Last, I extracted the single fast5 of those reads and merged into one fast5 file, run bonito basecaller
and bonito train
, and then I got the error.
For the past few days, I have tried training with the full sample without filtering the reads and got no errors. Perhaps the error is due to too few sample reads given?
Thank you.
Same exact error here.
And there is another thing that confuses me.
Since @89213385 mentioned about #reads, I checked the output of "bonito basecaller --save-ctc".
The training set contains ~800 fast5 files, with 4000 reads/fast5. However, the yielded sam/tsv/npy files only contain ~9000 records.
Meanwhile, I tried to run"bonito basecaller" without the flag "--save-ctc", and could recover almost all the reads.
Any insights? Thank you guys!
Same issue. using CTC data from just some 40000 reads (first 10 fast5 files as the whole set was going out of memory on the p3.2x.large AWS instance)

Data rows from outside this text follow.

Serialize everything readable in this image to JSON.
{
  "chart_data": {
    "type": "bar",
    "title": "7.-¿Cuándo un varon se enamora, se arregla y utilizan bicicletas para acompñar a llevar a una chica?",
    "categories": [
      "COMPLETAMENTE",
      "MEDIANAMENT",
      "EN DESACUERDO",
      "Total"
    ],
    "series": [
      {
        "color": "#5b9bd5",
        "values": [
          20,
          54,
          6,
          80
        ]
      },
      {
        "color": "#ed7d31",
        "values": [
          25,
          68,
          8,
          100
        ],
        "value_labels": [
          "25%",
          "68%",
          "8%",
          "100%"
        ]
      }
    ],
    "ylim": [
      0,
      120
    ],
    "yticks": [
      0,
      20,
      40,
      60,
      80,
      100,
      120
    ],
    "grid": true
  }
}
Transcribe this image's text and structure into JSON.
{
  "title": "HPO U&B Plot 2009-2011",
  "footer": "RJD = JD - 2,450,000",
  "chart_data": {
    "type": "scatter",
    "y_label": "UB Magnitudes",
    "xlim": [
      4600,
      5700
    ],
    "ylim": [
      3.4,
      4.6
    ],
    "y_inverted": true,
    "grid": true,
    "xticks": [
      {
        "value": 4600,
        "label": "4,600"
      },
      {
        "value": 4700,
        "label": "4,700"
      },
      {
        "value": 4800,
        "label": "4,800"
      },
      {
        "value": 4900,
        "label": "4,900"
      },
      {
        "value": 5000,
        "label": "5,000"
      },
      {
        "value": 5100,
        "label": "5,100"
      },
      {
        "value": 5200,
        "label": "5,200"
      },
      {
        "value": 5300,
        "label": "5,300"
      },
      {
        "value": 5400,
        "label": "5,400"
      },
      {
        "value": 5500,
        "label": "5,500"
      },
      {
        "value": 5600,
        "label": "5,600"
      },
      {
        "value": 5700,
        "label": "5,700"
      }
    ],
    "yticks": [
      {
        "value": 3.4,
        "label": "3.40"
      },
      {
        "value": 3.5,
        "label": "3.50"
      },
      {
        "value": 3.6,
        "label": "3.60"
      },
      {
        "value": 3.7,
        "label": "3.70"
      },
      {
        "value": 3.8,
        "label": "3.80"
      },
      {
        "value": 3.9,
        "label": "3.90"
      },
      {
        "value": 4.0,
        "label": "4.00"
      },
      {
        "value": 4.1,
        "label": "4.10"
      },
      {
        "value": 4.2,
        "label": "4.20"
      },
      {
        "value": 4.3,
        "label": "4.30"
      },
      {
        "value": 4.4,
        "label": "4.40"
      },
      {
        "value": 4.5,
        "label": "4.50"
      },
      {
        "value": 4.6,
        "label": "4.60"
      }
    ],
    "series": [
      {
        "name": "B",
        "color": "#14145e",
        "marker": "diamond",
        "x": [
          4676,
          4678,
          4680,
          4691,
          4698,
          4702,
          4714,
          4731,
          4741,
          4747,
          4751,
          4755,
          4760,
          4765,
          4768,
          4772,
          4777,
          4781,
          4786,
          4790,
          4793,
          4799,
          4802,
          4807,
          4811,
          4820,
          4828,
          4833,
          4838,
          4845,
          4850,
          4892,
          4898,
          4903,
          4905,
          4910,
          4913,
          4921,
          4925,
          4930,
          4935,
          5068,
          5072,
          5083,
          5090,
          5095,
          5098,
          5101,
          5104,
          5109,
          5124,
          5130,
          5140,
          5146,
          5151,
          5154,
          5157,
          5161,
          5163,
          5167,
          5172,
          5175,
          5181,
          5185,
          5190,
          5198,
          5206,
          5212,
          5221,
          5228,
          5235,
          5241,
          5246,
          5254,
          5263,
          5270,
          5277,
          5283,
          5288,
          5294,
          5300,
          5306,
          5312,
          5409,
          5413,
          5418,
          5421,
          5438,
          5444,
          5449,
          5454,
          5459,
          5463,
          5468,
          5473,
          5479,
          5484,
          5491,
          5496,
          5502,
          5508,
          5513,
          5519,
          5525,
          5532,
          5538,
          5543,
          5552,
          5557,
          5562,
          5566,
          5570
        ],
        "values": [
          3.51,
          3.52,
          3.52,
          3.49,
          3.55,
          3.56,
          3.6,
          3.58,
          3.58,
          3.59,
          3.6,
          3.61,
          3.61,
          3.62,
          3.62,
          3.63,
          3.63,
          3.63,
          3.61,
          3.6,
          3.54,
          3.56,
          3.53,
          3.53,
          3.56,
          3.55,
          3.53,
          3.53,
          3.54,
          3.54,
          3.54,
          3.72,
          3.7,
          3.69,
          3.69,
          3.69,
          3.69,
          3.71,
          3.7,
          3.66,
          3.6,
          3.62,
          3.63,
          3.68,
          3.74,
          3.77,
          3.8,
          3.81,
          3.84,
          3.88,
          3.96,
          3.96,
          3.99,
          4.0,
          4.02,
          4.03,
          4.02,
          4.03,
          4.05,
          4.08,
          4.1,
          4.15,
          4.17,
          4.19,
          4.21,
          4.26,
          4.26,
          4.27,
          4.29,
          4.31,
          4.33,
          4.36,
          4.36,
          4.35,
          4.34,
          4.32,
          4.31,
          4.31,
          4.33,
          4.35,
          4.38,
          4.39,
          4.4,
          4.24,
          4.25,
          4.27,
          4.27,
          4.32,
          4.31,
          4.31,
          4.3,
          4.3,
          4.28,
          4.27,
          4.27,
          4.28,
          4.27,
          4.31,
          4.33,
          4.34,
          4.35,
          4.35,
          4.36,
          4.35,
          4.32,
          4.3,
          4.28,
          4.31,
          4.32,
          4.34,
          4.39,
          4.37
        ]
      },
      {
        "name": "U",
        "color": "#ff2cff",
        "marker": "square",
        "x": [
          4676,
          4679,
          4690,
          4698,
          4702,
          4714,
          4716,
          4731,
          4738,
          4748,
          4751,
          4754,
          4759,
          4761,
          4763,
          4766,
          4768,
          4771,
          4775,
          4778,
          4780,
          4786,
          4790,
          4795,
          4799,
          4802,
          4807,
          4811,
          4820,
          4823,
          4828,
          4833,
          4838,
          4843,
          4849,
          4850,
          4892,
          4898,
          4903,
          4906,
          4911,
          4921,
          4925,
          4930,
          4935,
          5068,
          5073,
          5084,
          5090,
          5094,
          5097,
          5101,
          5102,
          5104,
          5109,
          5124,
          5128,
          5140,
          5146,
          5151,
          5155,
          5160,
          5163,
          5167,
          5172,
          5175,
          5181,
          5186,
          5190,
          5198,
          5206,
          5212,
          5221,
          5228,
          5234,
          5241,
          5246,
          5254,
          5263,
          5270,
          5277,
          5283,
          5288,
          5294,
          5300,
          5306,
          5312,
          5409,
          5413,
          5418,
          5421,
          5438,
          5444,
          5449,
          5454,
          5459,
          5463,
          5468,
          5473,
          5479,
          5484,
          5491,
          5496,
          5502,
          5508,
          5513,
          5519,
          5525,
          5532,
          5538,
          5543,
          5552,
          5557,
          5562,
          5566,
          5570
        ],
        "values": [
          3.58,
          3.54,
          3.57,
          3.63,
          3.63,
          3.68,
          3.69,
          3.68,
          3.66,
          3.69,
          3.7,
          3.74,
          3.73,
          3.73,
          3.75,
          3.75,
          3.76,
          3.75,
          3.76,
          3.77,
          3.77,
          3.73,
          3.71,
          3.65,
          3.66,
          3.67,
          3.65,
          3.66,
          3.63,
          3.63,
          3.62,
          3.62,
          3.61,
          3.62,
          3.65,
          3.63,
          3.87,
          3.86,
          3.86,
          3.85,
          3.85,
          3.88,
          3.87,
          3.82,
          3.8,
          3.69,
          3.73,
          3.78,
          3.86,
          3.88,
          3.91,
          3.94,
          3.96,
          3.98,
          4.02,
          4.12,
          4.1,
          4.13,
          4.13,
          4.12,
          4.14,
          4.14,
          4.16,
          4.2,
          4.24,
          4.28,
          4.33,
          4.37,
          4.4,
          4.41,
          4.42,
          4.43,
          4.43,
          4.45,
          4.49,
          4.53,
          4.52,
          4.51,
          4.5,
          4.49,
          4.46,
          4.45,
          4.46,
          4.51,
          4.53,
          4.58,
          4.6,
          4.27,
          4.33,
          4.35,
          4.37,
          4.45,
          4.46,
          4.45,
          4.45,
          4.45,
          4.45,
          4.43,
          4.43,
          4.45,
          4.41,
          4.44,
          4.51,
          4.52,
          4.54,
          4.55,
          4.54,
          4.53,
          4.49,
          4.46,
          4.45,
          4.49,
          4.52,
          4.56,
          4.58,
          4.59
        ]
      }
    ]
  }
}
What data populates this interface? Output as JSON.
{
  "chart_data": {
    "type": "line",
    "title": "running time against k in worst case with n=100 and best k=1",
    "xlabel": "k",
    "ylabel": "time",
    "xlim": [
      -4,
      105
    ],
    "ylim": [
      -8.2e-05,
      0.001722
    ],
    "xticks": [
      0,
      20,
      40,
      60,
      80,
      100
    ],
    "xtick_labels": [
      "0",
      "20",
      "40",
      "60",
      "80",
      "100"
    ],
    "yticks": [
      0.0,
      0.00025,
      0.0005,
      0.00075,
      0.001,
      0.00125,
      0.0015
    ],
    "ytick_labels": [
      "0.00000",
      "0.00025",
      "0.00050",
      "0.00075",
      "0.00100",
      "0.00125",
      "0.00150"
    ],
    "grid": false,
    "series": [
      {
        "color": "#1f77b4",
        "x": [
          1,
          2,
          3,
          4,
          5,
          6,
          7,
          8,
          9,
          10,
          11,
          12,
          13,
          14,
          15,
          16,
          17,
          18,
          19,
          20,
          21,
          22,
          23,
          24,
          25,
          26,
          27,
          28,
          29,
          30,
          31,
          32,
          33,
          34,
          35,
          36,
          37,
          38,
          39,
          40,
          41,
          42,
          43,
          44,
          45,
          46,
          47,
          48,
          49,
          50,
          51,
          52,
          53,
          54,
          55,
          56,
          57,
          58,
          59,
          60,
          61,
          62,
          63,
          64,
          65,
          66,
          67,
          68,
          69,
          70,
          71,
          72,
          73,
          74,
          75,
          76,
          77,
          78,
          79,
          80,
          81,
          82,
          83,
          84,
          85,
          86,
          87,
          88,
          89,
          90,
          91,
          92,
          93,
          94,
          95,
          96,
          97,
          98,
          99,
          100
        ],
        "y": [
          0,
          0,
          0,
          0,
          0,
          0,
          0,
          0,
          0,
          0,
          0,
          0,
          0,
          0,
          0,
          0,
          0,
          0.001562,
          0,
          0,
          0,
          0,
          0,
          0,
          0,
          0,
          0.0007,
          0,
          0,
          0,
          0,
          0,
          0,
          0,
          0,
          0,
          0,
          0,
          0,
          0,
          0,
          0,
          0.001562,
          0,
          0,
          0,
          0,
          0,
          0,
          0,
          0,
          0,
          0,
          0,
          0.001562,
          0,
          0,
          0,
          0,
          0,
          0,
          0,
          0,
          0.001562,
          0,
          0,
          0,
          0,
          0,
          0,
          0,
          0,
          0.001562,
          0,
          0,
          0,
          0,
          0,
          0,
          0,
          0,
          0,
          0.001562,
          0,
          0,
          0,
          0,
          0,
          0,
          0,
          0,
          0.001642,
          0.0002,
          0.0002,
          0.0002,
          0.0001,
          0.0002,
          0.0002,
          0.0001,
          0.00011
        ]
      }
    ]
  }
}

+-----------------------------------------------------------------------------+
| NVIDIA-SMI 510.54 Driver Version: 510.54 CUDA Version: 11.6 |
|-------------------------------+----------------------+----------------------+
Hi, I've managed to solve this issue by just reducing the batch size. Seems like this is an out of memory error for me that is somehow being reported as illegal memory access
Hi, I'm experiencing the same issue by running Bonito under Windows 10 WSL2-Ubuntu 22.04 LTS with a NVIDIA RTX 3080 10 GB GPU. I tried to reduce the batch size but it did not solve the issue. Any idea?
Config:
Hi, I've managed to solve this issue by just reducing the batch size. Seems like this is an out of memory error for me that is somehow being reported as illegal memory access
What did you reduce batch size to?
Last, I extracted the single fast5 of those reads and merged into one fast5 file, run
bonito basecaller
andbonito train
, and then I got the error.
@89213385 would it be possible for you to share this fast5 with me? It would help me diagnose the issue.
This issue is now fixed (see my comment in #275 for instructions on how to get a version of Bonito which solves the problem - you will need to install Bonito from source but this is simple).